Zhou wrote his paper exploring such a possibility in the wake of the 2008 meltdown, in which sharply rising commodity prices played a major role. It would not be surprising to see a sharp rise in commodity prices, including oil, within the next 12-18 months. Sudden and sharp gains in commodities could easily lead to a massive collapse in U.S. stocks, whose current historically high valuations are based on a belief that inflation will stay low indefinitely. If the world’s reserve currency at the time of the market collapse is still the dollar, we could easily see a replay of 2008 – or even worse. That in turn would create a horrible liquidity crisis that could lead to temporary selling pressure on gold, but at the same time ensure the rapid deployment of the new reserve currency.

$20,000 Gold
The limited amount of gold available in the world and the necessity for backing a big chunk of the world’s economic activity in gold implies a gold price many times higher than today.

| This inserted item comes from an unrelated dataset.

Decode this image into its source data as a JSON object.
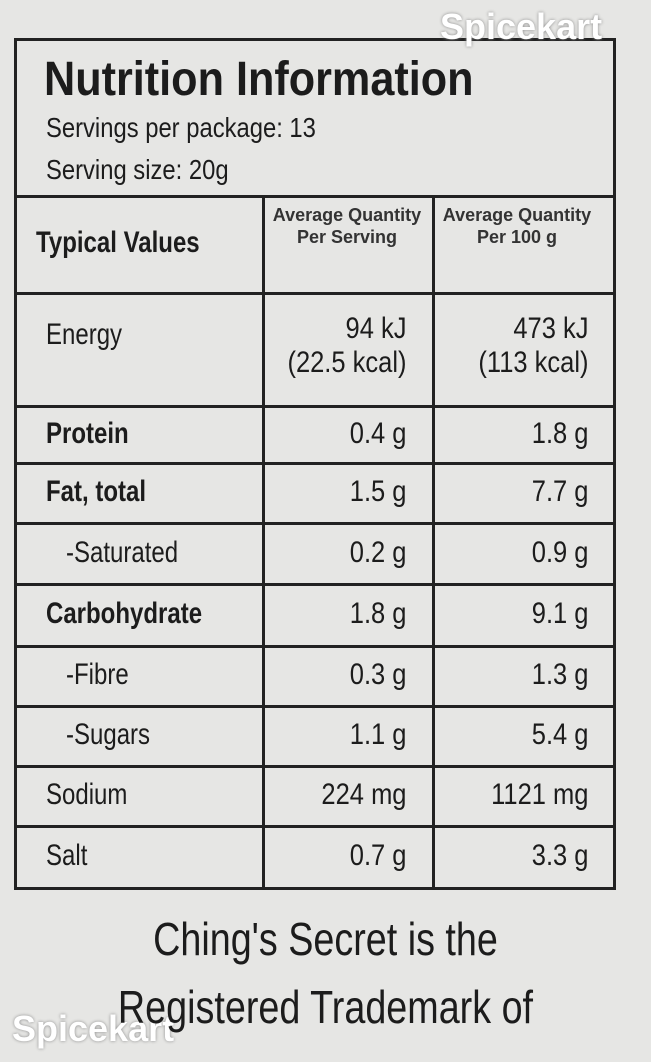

A figure of $20,000 or even higher wouldn’t surprise me. And that will just be the start: a growing world and rising commodities will ensure that after their initial surge, gold prices will continue to rise.

Just keep in mind that absent a commodity-catalyzed crisis, gold won’t surge overnight. And as it rises, there will be corrections. My advice is that when they occur, keep the big picture in mind and don’t sell. That’s particularly critical if you see gold dropping in the context of a 2008-type crisis, as actions taken in the wake of such an event could lead to a fantastically sharp advance in gold.